A History of Sexual Harassment

You have to be living on Mars not to know that the last several months have given us a great deal to think about concerning sexual abuse and harassment. The Twitter #MeToo hashtag (see also here on Wikipedia) has swelled to epic proportions via the tweets of women who report having been harassed and coerced into sex — or, sometimes, who refused to be coerced — and then (until recently) felt unwilling to publicly accuse the harasser.

I admit I've been torn as to whether to take #MeToo as seriously as aggrieved women might wish me to. For one thing, I've had a blind spot as to whether I ought to believe most of the women's allegations.

The reasons for which I've had a blind spot have to do in part, I think, with the facts of my age (70) and my gender (male). Plus, I seem to personally nurture a psychological predisposition toward innocence. I want to believe that I myself am innocent of all except minor transgressions, and I want to believe that most other people — including most men — are equally innocent.

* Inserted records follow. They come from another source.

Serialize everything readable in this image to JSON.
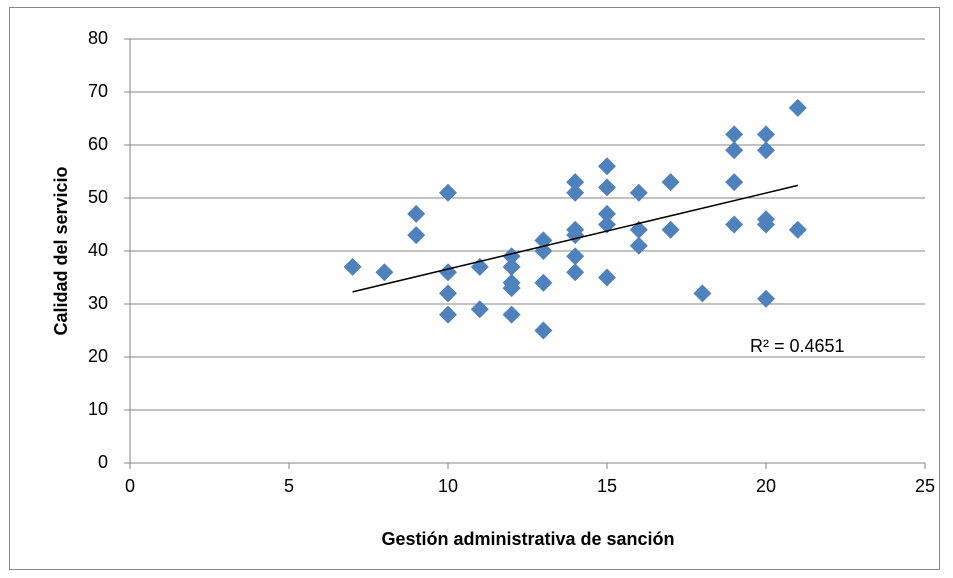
{
  "chart_data": {
    "type": "scatter",
    "x_label": "Gestión administrativa de sanción",
    "y_label": "Calidad del servicio",
    "x": [
      7,
      8,
      9,
      9,
      10,
      10,
      10,
      10,
      11,
      11,
      12,
      12,
      12,
      12,
      12,
      13,
      13,
      13,
      13,
      14,
      14,
      14,
      14,
      14,
      14,
      15,
      15,
      15,
      15,
      15,
      16,
      16,
      16,
      17,
      17,
      18,
      19,
      19,
      19,
      19,
      20,
      20,
      20,
      20,
      20,
      21,
      21
    ],
    "values": [
      37,
      36,
      47,
      43,
      51,
      36,
      32,
      28,
      37,
      29,
      39,
      37,
      34,
      33,
      28,
      42,
      40,
      34,
      25,
      53,
      51,
      44,
      43,
      39,
      36,
      56,
      52,
      47,
      45,
      35,
      51,
      44,
      41,
      53,
      44,
      32,
      62,
      59,
      53,
      45,
      62,
      59,
      46,
      45,
      31,
      67,
      44
    ],
    "color": "#4f81bd",
    "trendline": true,
    "r_squared_label": "R² = 0.4651",
    "xlim": [
      0,
      25
    ],
    "xticks": [
      0,
      5,
      10,
      15,
      20,
      25
    ],
    "ylim": [
      0,
      80
    ],
    "yticks": [
      0,
      10,
      20,
      30,
      40,
      50,
      60,
      70,
      80
    ],
    "grid": true
  }
}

My predisposition toward innocence has wrongly led me to believe that the spate of harassment and abuse accusations against men — when they are not false accusations — are the fault of the Sexual Revolution of the 1960s. At that time, old sexual taboos pretty much evaporated. My (incorrect) belief has been that the relaxing of sexual taboos has had as a side effect the engendering of widespread sexual harassing and abuse. Thus if we were to look back to before the Sexual Revolution, we would find little if any sexual harassment.

Wrong!

Yesterday I googled "history of sexual harassment" and found "A Short History of Sexual Harassment" by Reva B. Siegel. Siegel shows that sexual harassment and coercion have been endemic in American life ever since there was American life in the first place. Siegel: "The practice of sexual harassment is centuries old — at least, if we define sexual harassment as unwanted sexual relations imposed by superiors on subordinates at work."

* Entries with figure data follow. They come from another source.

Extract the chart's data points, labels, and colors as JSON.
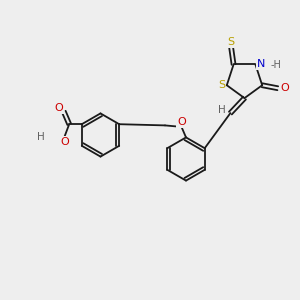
{
  "bg_color": "#eeeeee",
  "bond_color": "#1a1a1a",
  "bond_width": 1.3,
  "atom_colors": {
    "S": "#b8a000",
    "N": "#0000cc",
    "O": "#cc0000",
    "H": "#606060",
    "C": "#1a1a1a"
  },
  "font_size": 7.5,
  "fig_size": [
    3.0,
    3.0
  ],
  "dpi": 100,
  "xlim": [
    0,
    10
  ],
  "ylim": [
    0,
    10
  ]
}
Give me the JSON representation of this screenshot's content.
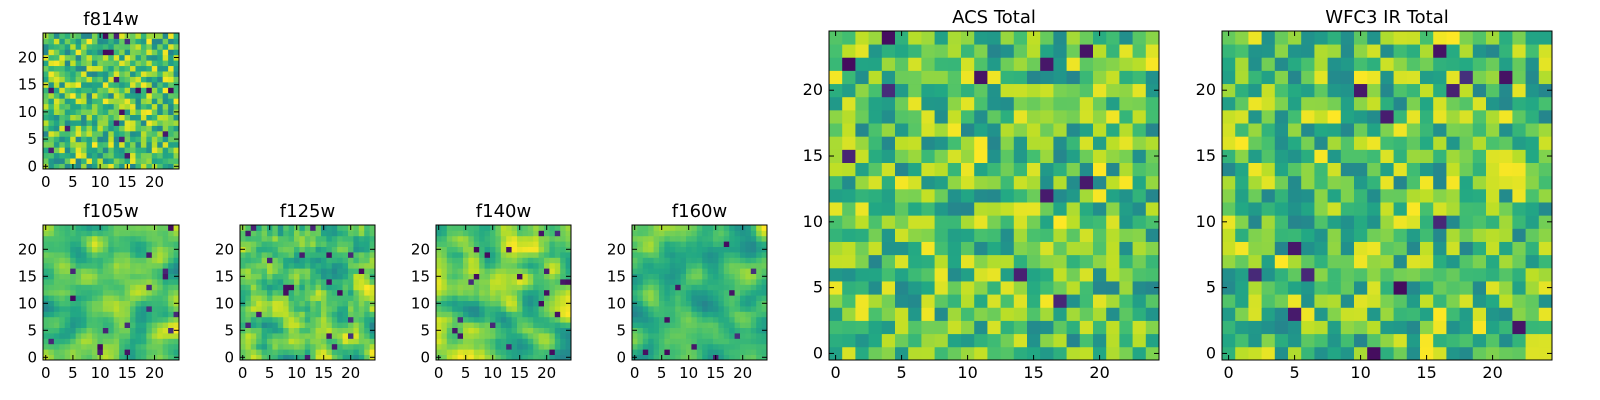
{
  "chart_data": [
    {
      "type": "heatmap",
      "title": "f814w",
      "colormap": "viridis",
      "grid_size": 25,
      "x_ticks": [
        "0",
        "5",
        "10",
        "15",
        "20"
      ],
      "y_ticks": [
        "0",
        "5",
        "10",
        "15",
        "20"
      ],
      "xlim": [
        -0.5,
        24.5
      ],
      "ylim": [
        -0.5,
        24.5
      ],
      "seed": 814,
      "smooth": 0
    },
    {
      "type": "heatmap",
      "title": "f105w",
      "colormap": "viridis",
      "grid_size": 25,
      "x_ticks": [
        "0",
        "5",
        "10",
        "15",
        "20"
      ],
      "y_ticks": [
        "0",
        "5",
        "10",
        "15",
        "20"
      ],
      "xlim": [
        -0.5,
        24.5
      ],
      "ylim": [
        -0.5,
        24.5
      ],
      "seed": 105,
      "smooth": 2
    },
    {
      "type": "heatmap",
      "title": "f125w",
      "colormap": "viridis",
      "grid_size": 25,
      "x_ticks": [
        "0",
        "5",
        "10",
        "15",
        "20"
      ],
      "y_ticks": [
        "0",
        "5",
        "10",
        "15",
        "20"
      ],
      "xlim": [
        -0.5,
        24.5
      ],
      "ylim": [
        -0.5,
        24.5
      ],
      "seed": 125,
      "smooth": 1
    },
    {
      "type": "heatmap",
      "title": "f140w",
      "colormap": "viridis",
      "grid_size": 25,
      "x_ticks": [
        "0",
        "5",
        "10",
        "15",
        "20"
      ],
      "y_ticks": [
        "0",
        "5",
        "10",
        "15",
        "20"
      ],
      "xlim": [
        -0.5,
        24.5
      ],
      "ylim": [
        -0.5,
        24.5
      ],
      "seed": 140,
      "smooth": 2
    },
    {
      "type": "heatmap",
      "title": "f160w",
      "colormap": "viridis",
      "grid_size": 25,
      "x_ticks": [
        "0",
        "5",
        "10",
        "15",
        "20"
      ],
      "y_ticks": [
        "0",
        "5",
        "10",
        "15",
        "20"
      ],
      "xlim": [
        -0.5,
        24.5
      ],
      "ylim": [
        -0.5,
        24.5
      ],
      "seed": 160,
      "smooth": 2
    },
    {
      "type": "heatmap",
      "title": "ACS Total",
      "colormap": "viridis",
      "grid_size": 25,
      "x_ticks": [
        "0",
        "5",
        "10",
        "15",
        "20"
      ],
      "y_ticks": [
        "0",
        "5",
        "10",
        "15",
        "20"
      ],
      "xlim": [
        -0.5,
        24.5
      ],
      "ylim": [
        -0.5,
        24.5
      ],
      "seed": 901,
      "smooth": 0
    },
    {
      "type": "heatmap",
      "title": "WFC3 IR Total",
      "colormap": "viridis",
      "grid_size": 25,
      "x_ticks": [
        "0",
        "5",
        "10",
        "15",
        "20"
      ],
      "y_ticks": [
        "0",
        "5",
        "10",
        "15",
        "20"
      ],
      "xlim": [
        -0.5,
        24.5
      ],
      "ylim": [
        -0.5,
        24.5
      ],
      "seed": 902,
      "smooth": 0
    }
  ]
}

First example: the treatment of black female African slaves by their white male masters. Siegel: " ...  sexual coercion was an entrenched feature of chattel slavery endured by African-American women without protection of law."

After the slaves' emancipation in the mid-1860s, the focus shifted to how women who were not chattel slaves ("property" rather than human beings) but instead "wage-slaves" have been treated. Any woman in the work force might be subjected to harassment and sexual coercion by her male employers or superiors, and have no legal recourse. The law as then practiced thought of every woman, slave or free, as being in effect the possession of some man:

At common law, sexual assault gave rise to an action for damages insofar as it inflicted an injury on a man's property interest in the woman who was assaulted; thus, a master might have a claim in trespass against a man who raped his slave, or a father might bring a seduction action against an employer who impregnated or otherwise defiled his daughter.

As for rape per se, yes, it was clearly against the law. Usually, though, no woman could prove in court that she had been raped unless she could show that she had put up the "utmost resistance" to the act that had been forced upon her. The legal standards that were then in effect cocerning "utmost resistance" were impossible to prove. Any woman who tried would typically just lose her job and/or her good reputation, and the main reason for that catch-22 was that men believed women in general were by nature "promiscuous." If a man had sex with her, the default assumption was that it was at her behest.

What Siegel says in her essay convinces me that sexual harassment and coercion have been rampant not just for decades but for centuries. Wherever and whenever there has been a situation in which a man is in a position of power and a woman is subordinate to him, there has been a substantial likelihood of sexual abuse.

*****

Hands off!
Sexual abuse is thus not just about sex. It's about power. It's about control. And it's very often about class distinctions, inasmuch as the harassing/abusing male is often of a higher socioeconomic class than the woman being abused — the reason being that the higher-ups in an organization are apt to possess more of the attributes of high socioeconomic class than the lower-downs.

And, given the reasons why these class distinctions arise in the first place, it's accordingly often about race and ethnicity, since the abused women are often people of color, whereas the abusing men are often white.

Yet class distinctions and race/ethnicity distinctions are not always present. What is generally present is a difference in the relative levels of power. If the potential abuser can convey to the potentially abused that her (or his, when the abuser is a woman or a gay man) job is at stake unless she complies, and then if she does not keep her mouth shut about the abuse later on, the ground is fertile for abuse.